Thankfully the back didn’t seize up after the race, as I thought it might. Looking back on how the race went, I was really happy with how was able to maintain a perceived hard level of exertion for the entire distance. I was also really happy with how I managed to overcome my moments of self-doubt. Mid-race I started having that mental moment where I start to question my ability, “Ok, I’m only half way through this, I just don’t know if I can hold this effort level for ANOTHER 4 miles.” I almost started to believe it. And then my back started acting like it needed attention That’s the moment when I chose to turn my headphone music up a little louder, took my energy gel, and just focused on each individual mile. I decided to play my favorite running game, “seek and destroy”. Basically, at the start of each mile, I spot someone ahead of me and make it my mission to pass them by start of the next mile. It’s fun and it keeps you pushing hard, a perfect distraction at that point in the race.

With Saturday’s race under my belt and feeling quite happy with my performance, I chose to take Sunday completely off. Not an easy decision. It was such an amazingly gorgeous day, and I so badly wanted to be out running the trails and maybe make a trip or two up the Incline. Instead I did yoga and worked on some of my squat range-of-motion issues. That’s right, I finally made the smart decision and rested BEFORE re-injuring myself. It paid off because I felt amazingly well-rested on Monday morning, and all week I’ve been free of back spasms.

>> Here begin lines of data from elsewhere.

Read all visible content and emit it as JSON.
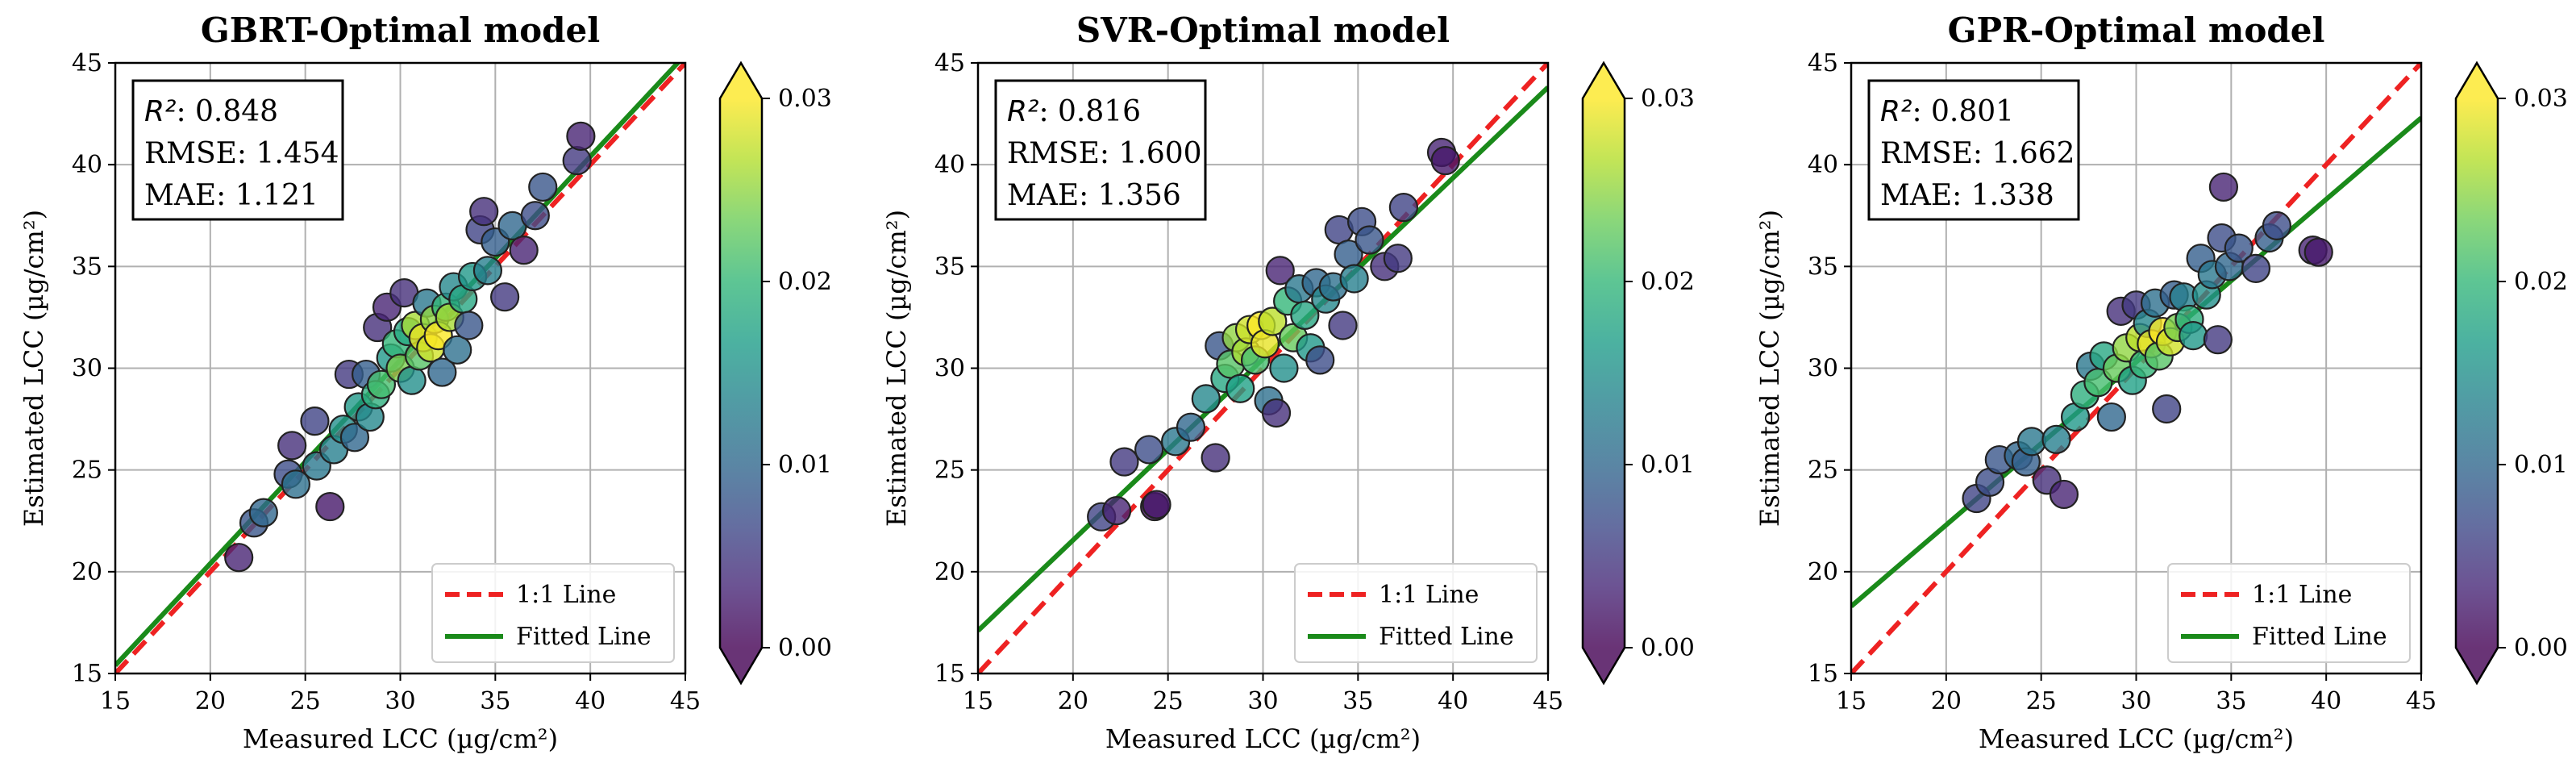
{
  "chart_data": [
    {
      "type": "scatter",
      "title": "GBRT-Optimal model",
      "xlabel": "Measured LCC (µg/cm²)",
      "ylabel": "Estimated LCC (µg/cm²)",
      "xlim": [
        15,
        45
      ],
      "ylim": [
        15,
        45
      ],
      "xticks": [
        "15",
        "20",
        "25",
        "30",
        "35",
        "40",
        "45"
      ],
      "yticks": [
        "15",
        "20",
        "25",
        "30",
        "35",
        "40",
        "45"
      ],
      "grid": true,
      "stats": {
        "r2_label": "R²",
        "r2": ": 0.848",
        "rmse": "RMSE: 1.454",
        "mae": "MAE: 1.121"
      },
      "legend": {
        "position": "bottom-right",
        "one_to_one": "1:1 Line",
        "fitted": "Fitted Line"
      },
      "fit": {
        "slope": 1.0,
        "intercept": 0.4
      },
      "colorbar": {
        "min": 0.0,
        "max": 0.03,
        "ticks": [
          "0.00",
          "0.01",
          "0.02",
          "0.03"
        ],
        "colormap": "viridis"
      },
      "points": [
        {
          "x": 21.5,
          "y": 20.7,
          "c": 0.003
        },
        {
          "x": 22.3,
          "y": 22.4,
          "c": 0.008
        },
        {
          "x": 22.8,
          "y": 22.9,
          "c": 0.01
        },
        {
          "x": 24.1,
          "y": 24.8,
          "c": 0.007
        },
        {
          "x": 24.3,
          "y": 26.2,
          "c": 0.004
        },
        {
          "x": 24.5,
          "y": 24.3,
          "c": 0.011
        },
        {
          "x": 25.5,
          "y": 27.4,
          "c": 0.006
        },
        {
          "x": 25.6,
          "y": 25.2,
          "c": 0.012
        },
        {
          "x": 26.3,
          "y": 23.2,
          "c": 0.002
        },
        {
          "x": 26.5,
          "y": 26.0,
          "c": 0.013
        },
        {
          "x": 27.0,
          "y": 27.0,
          "c": 0.015
        },
        {
          "x": 27.3,
          "y": 29.7,
          "c": 0.005
        },
        {
          "x": 27.6,
          "y": 26.6,
          "c": 0.01
        },
        {
          "x": 27.8,
          "y": 28.1,
          "c": 0.016
        },
        {
          "x": 28.2,
          "y": 29.7,
          "c": 0.009
        },
        {
          "x": 28.4,
          "y": 27.6,
          "c": 0.014
        },
        {
          "x": 28.7,
          "y": 28.7,
          "c": 0.019
        },
        {
          "x": 28.8,
          "y": 32.0,
          "c": 0.004
        },
        {
          "x": 29.0,
          "y": 29.2,
          "c": 0.021
        },
        {
          "x": 29.3,
          "y": 33.0,
          "c": 0.003
        },
        {
          "x": 29.5,
          "y": 30.5,
          "c": 0.016
        },
        {
          "x": 29.8,
          "y": 31.2,
          "c": 0.02
        },
        {
          "x": 30.0,
          "y": 30.0,
          "c": 0.024
        },
        {
          "x": 30.2,
          "y": 33.7,
          "c": 0.004
        },
        {
          "x": 30.4,
          "y": 31.8,
          "c": 0.018
        },
        {
          "x": 30.6,
          "y": 29.4,
          "c": 0.015
        },
        {
          "x": 30.8,
          "y": 32.1,
          "c": 0.026
        },
        {
          "x": 31.0,
          "y": 30.6,
          "c": 0.022
        },
        {
          "x": 31.2,
          "y": 31.5,
          "c": 0.029
        },
        {
          "x": 31.4,
          "y": 33.2,
          "c": 0.012
        },
        {
          "x": 31.6,
          "y": 31.0,
          "c": 0.028
        },
        {
          "x": 31.8,
          "y": 32.4,
          "c": 0.025
        },
        {
          "x": 32.0,
          "y": 31.6,
          "c": 0.03
        },
        {
          "x": 32.2,
          "y": 29.8,
          "c": 0.01
        },
        {
          "x": 32.4,
          "y": 33.0,
          "c": 0.02
        },
        {
          "x": 32.6,
          "y": 32.5,
          "c": 0.026
        },
        {
          "x": 32.8,
          "y": 34.0,
          "c": 0.014
        },
        {
          "x": 33.0,
          "y": 30.9,
          "c": 0.011
        },
        {
          "x": 33.3,
          "y": 33.4,
          "c": 0.018
        },
        {
          "x": 33.6,
          "y": 32.1,
          "c": 0.008
        },
        {
          "x": 33.8,
          "y": 34.5,
          "c": 0.016
        },
        {
          "x": 34.2,
          "y": 36.8,
          "c": 0.006
        },
        {
          "x": 34.4,
          "y": 37.7,
          "c": 0.004
        },
        {
          "x": 34.6,
          "y": 34.8,
          "c": 0.013
        },
        {
          "x": 35.0,
          "y": 36.2,
          "c": 0.009
        },
        {
          "x": 35.5,
          "y": 33.5,
          "c": 0.005
        },
        {
          "x": 35.9,
          "y": 37.0,
          "c": 0.01
        },
        {
          "x": 36.5,
          "y": 35.8,
          "c": 0.003
        },
        {
          "x": 37.1,
          "y": 37.5,
          "c": 0.007
        },
        {
          "x": 37.5,
          "y": 38.9,
          "c": 0.008
        },
        {
          "x": 39.3,
          "y": 40.2,
          "c": 0.005
        },
        {
          "x": 39.5,
          "y": 41.4,
          "c": 0.003
        }
      ]
    },
    {
      "type": "scatter",
      "title": "SVR-Optimal model",
      "xlabel": "Measured LCC (µg/cm²)",
      "ylabel": "Estimated LCC (µg/cm²)",
      "xlim": [
        15,
        45
      ],
      "ylim": [
        15,
        45
      ],
      "xticks": [
        "15",
        "20",
        "25",
        "30",
        "35",
        "40",
        "45"
      ],
      "yticks": [
        "15",
        "20",
        "25",
        "30",
        "35",
        "40",
        "45"
      ],
      "grid": true,
      "stats": {
        "r2_label": "R²",
        "r2": ": 0.816",
        "rmse": "RMSE: 1.600",
        "mae": "MAE: 1.356"
      },
      "legend": {
        "position": "bottom-right",
        "one_to_one": "1:1 Line",
        "fitted": "Fitted Line"
      },
      "fit": {
        "slope": 0.89,
        "intercept": 3.75
      },
      "colorbar": {
        "min": 0.0,
        "max": 0.03,
        "ticks": [
          "0.00",
          "0.01",
          "0.02",
          "0.03"
        ],
        "colormap": "viridis"
      },
      "points": [
        {
          "x": 21.5,
          "y": 22.7,
          "c": 0.006
        },
        {
          "x": 22.3,
          "y": 23.0,
          "c": 0.003
        },
        {
          "x": 22.7,
          "y": 25.4,
          "c": 0.005
        },
        {
          "x": 24.0,
          "y": 26.0,
          "c": 0.007
        },
        {
          "x": 24.3,
          "y": 23.2,
          "c": 0.001
        },
        {
          "x": 24.4,
          "y": 23.3,
          "c": 0.002
        },
        {
          "x": 25.4,
          "y": 26.4,
          "c": 0.012
        },
        {
          "x": 26.2,
          "y": 27.1,
          "c": 0.01
        },
        {
          "x": 27.0,
          "y": 28.5,
          "c": 0.014
        },
        {
          "x": 27.5,
          "y": 25.6,
          "c": 0.004
        },
        {
          "x": 27.7,
          "y": 31.1,
          "c": 0.008
        },
        {
          "x": 28.0,
          "y": 29.5,
          "c": 0.018
        },
        {
          "x": 28.3,
          "y": 30.2,
          "c": 0.022
        },
        {
          "x": 28.6,
          "y": 31.5,
          "c": 0.025
        },
        {
          "x": 28.8,
          "y": 29.0,
          "c": 0.017
        },
        {
          "x": 29.1,
          "y": 30.8,
          "c": 0.026
        },
        {
          "x": 29.3,
          "y": 31.9,
          "c": 0.028
        },
        {
          "x": 29.6,
          "y": 30.4,
          "c": 0.021
        },
        {
          "x": 29.9,
          "y": 32.1,
          "c": 0.03
        },
        {
          "x": 30.1,
          "y": 31.2,
          "c": 0.029
        },
        {
          "x": 30.3,
          "y": 28.4,
          "c": 0.011
        },
        {
          "x": 30.5,
          "y": 32.3,
          "c": 0.027
        },
        {
          "x": 30.7,
          "y": 27.8,
          "c": 0.004
        },
        {
          "x": 30.9,
          "y": 34.8,
          "c": 0.003
        },
        {
          "x": 31.1,
          "y": 30.0,
          "c": 0.015
        },
        {
          "x": 31.3,
          "y": 33.3,
          "c": 0.02
        },
        {
          "x": 31.6,
          "y": 31.5,
          "c": 0.023
        },
        {
          "x": 31.9,
          "y": 33.9,
          "c": 0.012
        },
        {
          "x": 32.2,
          "y": 32.6,
          "c": 0.018
        },
        {
          "x": 32.5,
          "y": 31.0,
          "c": 0.016
        },
        {
          "x": 32.8,
          "y": 34.2,
          "c": 0.01
        },
        {
          "x": 33.0,
          "y": 30.4,
          "c": 0.007
        },
        {
          "x": 33.3,
          "y": 33.4,
          "c": 0.014
        },
        {
          "x": 33.7,
          "y": 34.0,
          "c": 0.011
        },
        {
          "x": 34.0,
          "y": 36.8,
          "c": 0.006
        },
        {
          "x": 34.2,
          "y": 32.1,
          "c": 0.005
        },
        {
          "x": 34.5,
          "y": 35.6,
          "c": 0.009
        },
        {
          "x": 34.8,
          "y": 34.4,
          "c": 0.013
        },
        {
          "x": 35.2,
          "y": 37.2,
          "c": 0.007
        },
        {
          "x": 35.6,
          "y": 36.3,
          "c": 0.008
        },
        {
          "x": 36.4,
          "y": 35.0,
          "c": 0.004
        },
        {
          "x": 37.1,
          "y": 35.4,
          "c": 0.005
        },
        {
          "x": 37.4,
          "y": 37.9,
          "c": 0.006
        },
        {
          "x": 39.4,
          "y": 40.6,
          "c": 0.003
        },
        {
          "x": 39.6,
          "y": 40.2,
          "c": 0.002
        }
      ]
    },
    {
      "type": "scatter",
      "title": "GPR-Optimal model",
      "xlabel": "Measured LCC (µg/cm²)",
      "ylabel": "Estimated LCC (µg/cm²)",
      "xlim": [
        15,
        45
      ],
      "ylim": [
        15,
        45
      ],
      "xticks": [
        "15",
        "20",
        "25",
        "30",
        "35",
        "40",
        "45"
      ],
      "yticks": [
        "15",
        "20",
        "25",
        "30",
        "35",
        "40",
        "45"
      ],
      "grid": true,
      "stats": {
        "r2_label": "R²",
        "r2": ": 0.801",
        "rmse": "RMSE: 1.662",
        "mae": "MAE: 1.338"
      },
      "legend": {
        "position": "bottom-right",
        "one_to_one": "1:1 Line",
        "fitted": "Fitted Line"
      },
      "fit": {
        "slope": 0.8,
        "intercept": 6.3
      },
      "colorbar": {
        "min": 0.0,
        "max": 0.03,
        "ticks": [
          "0.00",
          "0.01",
          "0.02",
          "0.03"
        ],
        "colormap": "viridis"
      },
      "points": [
        {
          "x": 21.6,
          "y": 23.6,
          "c": 0.006
        },
        {
          "x": 22.3,
          "y": 24.4,
          "c": 0.007
        },
        {
          "x": 22.8,
          "y": 25.5,
          "c": 0.008
        },
        {
          "x": 23.8,
          "y": 25.7,
          "c": 0.01
        },
        {
          "x": 24.2,
          "y": 25.4,
          "c": 0.009
        },
        {
          "x": 24.5,
          "y": 26.4,
          "c": 0.012
        },
        {
          "x": 25.3,
          "y": 24.5,
          "c": 0.004
        },
        {
          "x": 25.8,
          "y": 26.5,
          "c": 0.013
        },
        {
          "x": 26.2,
          "y": 23.8,
          "c": 0.003
        },
        {
          "x": 26.8,
          "y": 27.6,
          "c": 0.016
        },
        {
          "x": 27.3,
          "y": 28.7,
          "c": 0.019
        },
        {
          "x": 27.6,
          "y": 30.1,
          "c": 0.012
        },
        {
          "x": 28.0,
          "y": 29.3,
          "c": 0.021
        },
        {
          "x": 28.3,
          "y": 30.6,
          "c": 0.018
        },
        {
          "x": 28.7,
          "y": 27.6,
          "c": 0.01
        },
        {
          "x": 29.0,
          "y": 30.0,
          "c": 0.023
        },
        {
          "x": 29.2,
          "y": 32.8,
          "c": 0.004
        },
        {
          "x": 29.5,
          "y": 31.0,
          "c": 0.025
        },
        {
          "x": 29.8,
          "y": 29.4,
          "c": 0.017
        },
        {
          "x": 30.0,
          "y": 33.1,
          "c": 0.005
        },
        {
          "x": 30.2,
          "y": 31.5,
          "c": 0.027
        },
        {
          "x": 30.4,
          "y": 30.2,
          "c": 0.02
        },
        {
          "x": 30.6,
          "y": 32.2,
          "c": 0.014
        },
        {
          "x": 30.8,
          "y": 31.2,
          "c": 0.029
        },
        {
          "x": 31.0,
          "y": 33.2,
          "c": 0.011
        },
        {
          "x": 31.2,
          "y": 30.6,
          "c": 0.022
        },
        {
          "x": 31.4,
          "y": 31.8,
          "c": 0.03
        },
        {
          "x": 31.6,
          "y": 28.0,
          "c": 0.006
        },
        {
          "x": 31.8,
          "y": 31.3,
          "c": 0.028
        },
        {
          "x": 32.0,
          "y": 33.6,
          "c": 0.009
        },
        {
          "x": 32.2,
          "y": 32.0,
          "c": 0.024
        },
        {
          "x": 32.5,
          "y": 33.5,
          "c": 0.013
        },
        {
          "x": 32.8,
          "y": 32.4,
          "c": 0.019
        },
        {
          "x": 33.0,
          "y": 31.6,
          "c": 0.016
        },
        {
          "x": 33.4,
          "y": 35.4,
          "c": 0.009
        },
        {
          "x": 33.7,
          "y": 33.6,
          "c": 0.015
        },
        {
          "x": 34.0,
          "y": 34.6,
          "c": 0.012
        },
        {
          "x": 34.3,
          "y": 31.4,
          "c": 0.005
        },
        {
          "x": 34.5,
          "y": 36.4,
          "c": 0.007
        },
        {
          "x": 34.6,
          "y": 38.9,
          "c": 0.003
        },
        {
          "x": 34.9,
          "y": 35.0,
          "c": 0.01
        },
        {
          "x": 35.4,
          "y": 35.9,
          "c": 0.008
        },
        {
          "x": 36.3,
          "y": 34.9,
          "c": 0.006
        },
        {
          "x": 37.0,
          "y": 36.4,
          "c": 0.009
        },
        {
          "x": 37.4,
          "y": 37.0,
          "c": 0.007
        },
        {
          "x": 39.3,
          "y": 35.8,
          "c": 0.003
        },
        {
          "x": 39.6,
          "y": 35.7,
          "c": 0.002
        }
      ]
    }
  ]
}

So the biggest lesson I’m taking away from this week is that I really need to listen to my body. Taking the time to give it what it is crying out for (rest, stretching, etc.) and perhaps missing a workout or two as a result is NOT going to derail my overall training efforts. In fact, by ignoring what my body has been hinting at all along, I’m actually putting myself at risk of a major injury. That would definitely drive my season into the ditch and result in unprecedented crankiness from lack of exercise. No one wins in that scenario. So please, for the sake of your training, and those who have to deal with you on a daily basis, listen to your body and give it what it needs.